The top court agreed to review an Ontario Court of Appeal ruling that found the Criminal Code provision violated the Charter of Rights because of its effect on Indigenous offenders.

In 2016, Cheyenne Sharma, a young Indigenous woman, pleaded guilty to importing two kilograms of cocaine in exchange for $20,000 from her boyfriend, a task she carried out to avoid eviction for herself and her daughter.

“She was in-between a proverbial rock and a hard place and she took the only path available to her to save herself and her daughter,” Sharma’s lawyer Nader Hasan told CBC.

Because Sharma is of Ojibway ancestry and a member of the Saugeen First Nation, the trial court took her background of trauma into account in sentencing — as required by the Criminal Code since 1999 under the so-called “Gladue principles.”

But another part of the Code — enacted in 2012 under then-prime minister Stephen Harper — bans community-based sentences for offences such as drug trafficking that carry maximum penalties of at least 10 years in prison.

Sharma challenged that sentencing rule — along with another that called for a two-year mandatory minimum sentence — arguing it infringed on her constitutional rights.

In February 2018, then-Superior Court justice Casey Hill, who sentenced her to 17 months in custody, declared the mandatory minimum rule unconstitutional but dismissed Sharma’s challenge of the ban on a conditional sentence.

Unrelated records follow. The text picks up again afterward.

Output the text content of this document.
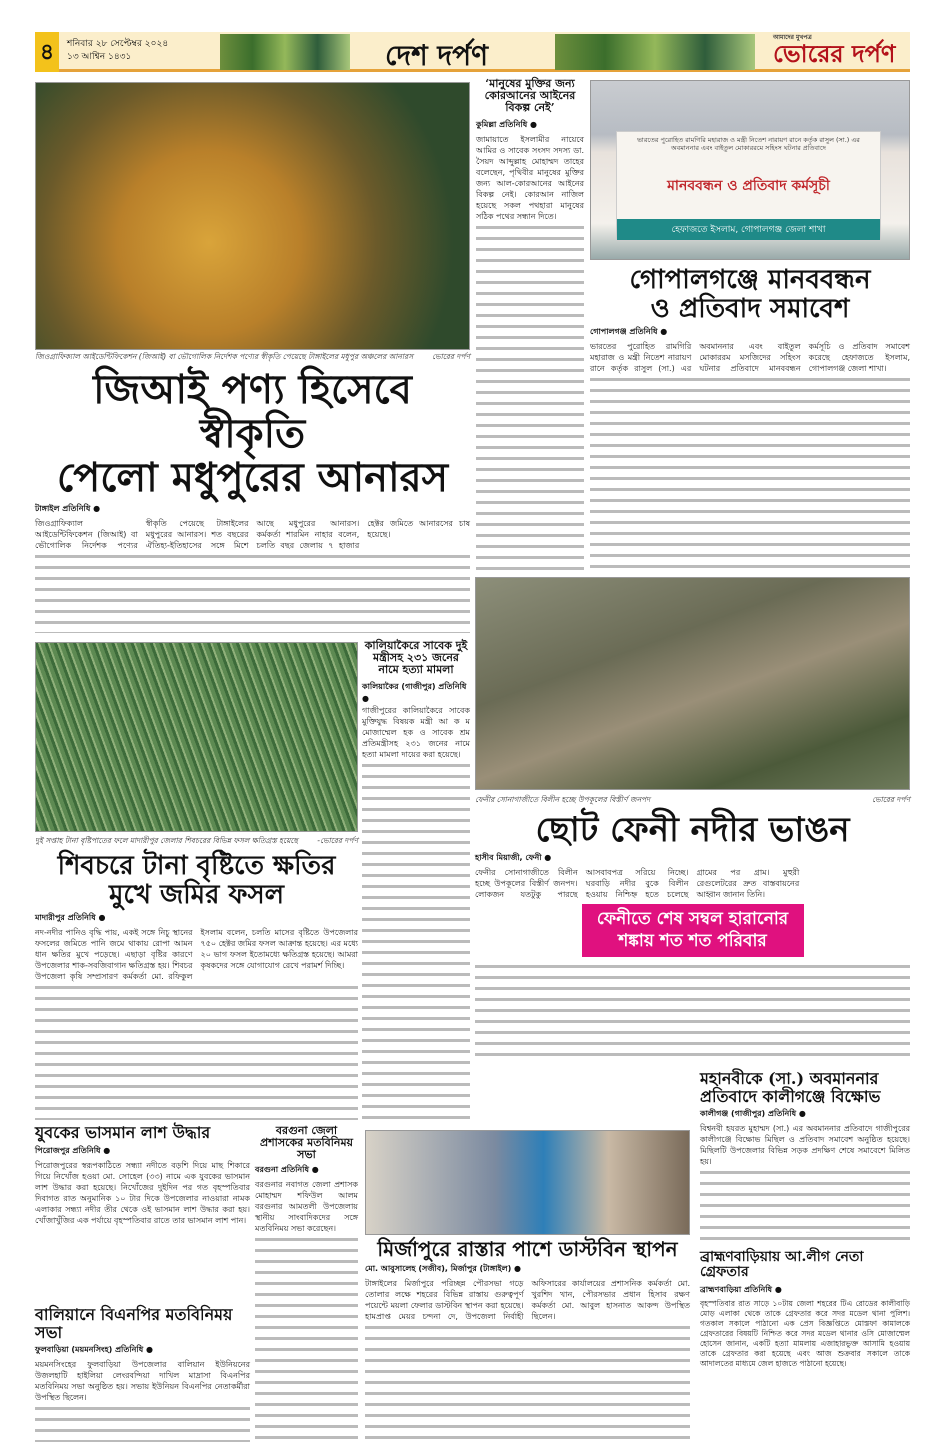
৪	শনিবার ২৮ সেপ্টেম্বর ২০২৪
১৩ আশ্বিন ১৪৩১	দেশ দর্পণ
আমাদের মুখপত্র
ভোরের দর্পণ
জিওগ্রাফিক্যাল আইডেন্টিফিকেশন (জিআই) বা ভৌগোলিক নির্দেশক পণ্যের স্বীকৃতি পেয়েছে টাঙ্গাইলের মধুপুর অঞ্চলের আনারস	ভোরের দর্পণ
জিআই পণ্য হিসেবে স্বীকৃতি
পেলো মধুপুরের আনারস
টাঙ্গাইল প্রতিনিধি ●
জিওগ্রাফিক্যাল আইডেন্টিফিকেশন (জিআই) বা ভৌগোলিক নির্দেশক পণ্যের স্বীকৃতি পেয়েছে টাঙ্গাইলের মধুপুরের আনারস। শত বছরের ঐতিহ্য-ইতিহাসের সঙ্গে মিশে আছে মধুপুরের আনারস। কর্মকর্তা শারমিন নাহার বলেন, চলতি বছর জেলায় ৭ হাজার হেক্টর জমিতে আনারসের চাষ হয়েছে।
‘মানুষের মুক্তির জন্য কোরআনের আইনের বিকল্প নেই’
কুমিল্লা প্রতিনিধি ●
জামায়াতে ইসলামীর নায়েবে আমির ও সাবেক সংসদ সদস্য ডা. সৈয়দ আব্দুল্লাহ মোহাম্মদ তাহের বলেছেন, পৃথিবীর মানুষের মুক্তির জন্য আল-কোরআনের আইনের বিকল্প নেই। কোরআন নাজিল হয়েছে সকল পথহারা মানুষের সঠিক পথের সন্ধান দিতে।
ভারতের পুরোহিত রামগিরি মহারাজ ও মন্ত্রী নিতেশ নারায়ণ রানে কর্তৃক রাসুল (সা.) এর অবমাননার এবং বাইতুল মোকাররমে সহিংস ঘটনার প্রতিবাদে
মানববন্ধন ও প্রতিবাদ কর্মসূচী
হেফাজতে ইসলাম, গোপালগঞ্জ জেলা শাখা
গোপালগঞ্জে মানববন্ধন
ও প্রতিবাদ সমাবেশ
গোপালগঞ্জ প্রতিনিধি ●
ভারতের পুরোহিত রামগিরি মহারাজ ও মন্ত্রী নিতেশ নারায়ণ রানে কর্তৃক রাসুল (সা.) এর অবমাননার এবং বাইতুল মোকাররম মসজিদের সহিংস ঘটনার প্রতিবাদে মানববন্ধন কর্মসূচি ও প্রতিবাদ সমাবেশ করেছে হেফাজতে ইসলাম, গোপালগঞ্জ জেলা শাখা।
ফেনীর সোনাগাজীতে বিলীন হচ্ছে উপকূলের বিস্তীর্ণ জনপদ	ভোরের দর্পণ
দুই সপ্তাহ টানা বৃষ্টিপাতের ফলে মাদারীপুর জেলার শিবচরের বিভিন্ন ফসল ক্ষতিগ্রস্ত হয়েছে	-ভোরের দর্পণ
কালিয়াকৈরে সাবেক দুই মন্ত্রীসহ ২৩১ জনের নামে হত্যা মামলা
কালিয়াকৈর (গাজীপুর) প্রতিনিধি ●
গাজীপুরের কালিয়াকৈরে সাবেক মুক্তিযুদ্ধ বিষয়ক মন্ত্রী আ ক ম মোজাম্মেল হক ও সাবেক শ্রম প্রতিমন্ত্রীসহ ২৩১ জনের নামে হত্যা মামলা দায়ের করা হয়েছে।
ছোট ফেনী নদীর ভাঙন
হাসীব মিয়াজী, ফেনী ●
ফেনীর সোনাগাজীতে বিলীন হচ্ছে উপকূলের বিস্তীর্ণ জনপদ। লোকজন যতটুকু পারছে আসবাবপত্র সরিয়ে নিচ্ছে। ঘরবাড়ি নদীর বুকে বিলীন হওয়ায় নিশ্চিহ্ন হতে চলেছে গ্রামের পর গ্রাম। মুহুরী রেগুলেটরের দ্রুত বাস্তবায়নের আহ্বান জানান তিনি।
ফেনীতে শেষ সম্বল হারানোর শঙ্কায় শত শত পরিবার
শিবচরে টানা বৃষ্টিতে ক্ষতির
মুখে জমির ফসল
মাদারীপুর প্রতিনিধি ●
নদ-নদীর পানিও বৃদ্ধি পায়, একই সঙ্গে নিচু স্থানের ফসলের জমিতে পানি জমে থাকায় রোপা আমন ধান ক্ষতির মুখে পড়েছে। এছাড়া বৃষ্টির কারণে উপজেলার শাক-সবজিবাগান ক্ষতিগ্রস্ত হয়। শিবচর উপজেলা কৃষি সম্প্রসারণ কর্মকর্তা মো. রফিকুল ইসলাম বলেন, চলতি মাসের বৃষ্টিতে উপজেলার ৭৫০ হেক্টর জমির ফসল আক্রান্ত হয়েছে। এর মধ্যে ২০ ভাগ ফসল ইতোমধ্যে ক্ষতিগ্রস্ত হয়েছে। আমরা কৃষকদের সঙ্গে যোগাযোগ রেখে পরামর্শ দিচ্ছি।
মহানবীকে (সা.) অবমাননার
প্রতিবাদে কালীগঞ্জে বিক্ষোভ
কালীগঞ্জ (গাজীপুর) প্রতিনিধি ●
বিশ্বনবী হযরত মুহাম্মদ (সা.) এর অবমাননার প্রতিবাদে গাজীপুরের কালীগঞ্জে বিক্ষোভ মিছিল ও প্রতিবাদ সমাবেশ অনুষ্ঠিত হয়েছে। মিছিলটি উপজেলার বিভিন্ন সড়ক প্রদক্ষিণ শেষে সমাবেশে মিলিত হয়।
যুবকের ভাসমান লাশ উদ্ধার
পিরোজপুর প্রতিনিধি ●
পিরোজপুরের স্বরূপকাঠিতে সন্ধ্যা নদীতে বড়শি দিয়ে মাছ শিকারে গিয়ে নিখোঁজ হওয়া মো. সোহেল (৩৩) নামে এক যুবকের ভাসমান লাশ উদ্ধার করা হয়েছে। নিখোঁজের দুইদিন পর গত বৃহস্পতিবার দিবাগত রাত অনুমানিক ১০ টার দিকে উপজেলার নাওয়ারা নামক এলাকার সন্ধ্যা নদীর তীর থেকে ওই ভাসমান লাশ উদ্ধার করা হয়। খোঁজাখুঁজির এক পর্যায়ে বৃহস্পতিবার রাতে তার ভাসমান লাশ পান।
বরগুনা জেলা প্রশাসকের মতবিনিময় সভা
বরগুনা প্রতিনিধি ●
বরগুনার নবাগত জেলা প্রশাসক মোহাম্মদ শফিউল আলম বরগুনার আমতলী উপজেলায় স্থানীয় সাংবাদিকদের সঙ্গে মতবিনিময় সভা করেছেন।
মির্জাপুরে রাস্তার পাশে ডাস্টবিন স্থাপন
মো. আবুসালেহ (সজীব), মির্জাপুর (টাঙ্গাইল) ●
টাঙ্গাইলের মির্জাপুরে পরিচ্ছন্ন পৌরসভা গড়ে তোলার লক্ষে শহরের বিভিন্ন রাস্তায় গুরুত্বপূর্ণ পয়েন্টে ময়লা ফেলার ডাস্টবিন স্থাপন করা হয়েছে। হামপ্রাপ্ত মেয়র চন্দনা দে, উপজেলা নির্বাহী অফিসারের কার্যালয়ের প্রশাসনিক কর্মকর্তা মো. খুরশিদ খান, পৌরসভার প্রধান হিসাব রক্ষণ কর্মকর্তা মো. আবুল হাসনাত আকন্দ উপস্থিত ছিলেন।
বালিয়ানে বিএনপির মতবিনিময় সভা
ফুলবাড়িয়া (ময়মনসিংহ) প্রতিনিধি ●
ময়মনসিংহের ফুলবাড়িয়া উপজেলার বালিয়ান ইউনিয়নের উজলহাটি হাইলিয়া লেংরবন্দিয়া দাখিল মাদ্রাসা বিএনপির মতবিনিময় সভা অনুষ্ঠিত হয়। সভায় ইউনিয়ন বিএনপির নেতাকর্মীরা উপস্থিত ছিলেন।
ব্রাহ্মণবাড়িয়ায় আ.লীগ নেতা গ্রেফতার
ব্রাহ্মণবাড়িয়া প্রতিনিধি ●
বৃহস্পতিবার রাত সাড়ে ১০টায় জেলা শহরের টিএ রোডের কালীবাড়ি মোড় এলাকা থেকে তাকে গ্রেফতার করে সদর মডেল থানা পুলিশ। গতকাল সকালে পাঠানো এক প্রেস বিজ্ঞপ্তিতে মোস্তফা কামালকে গ্রেফতারের বিষয়টি নিশ্চিত করে সদর মডেল থানার ওসি মোজাম্মেল হোসেন জানান, একটি হত্যা মামলায় এজাহারভুক্ত আসামি হওয়ায় তাকে গ্রেফতার করা হয়েছে এবং আজ শুক্রবার সকালে তাকে আদালতের মাধ্যমে জেল হাজতে পাঠানো হয়েছে।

Sharma contested Hill’s decision. The Court of Appeal found the Criminal Code section violated the charter by discriminating against Indigenous offenders on the basis of race, and was too broad for its purpose.

Adam Bond is a lawyer for the Native Women’s Association, an intervener in the case. He said the 2012 law had an adverse effect on Indigenous communities.

“It’s also depriving Indigenous Peoples of their right to self-determination, including their customs and traditions when it comes to rehabilitation and healing,” he said.

Sharma still served her time in custody, making the Supreme Court’s decision inconsequential to her case. Hasan said Sharma continued to fight the case to ensure others don’t share her experience.

“She’s taken this case on her back and is fighting for the rights of all Canadians,” he said.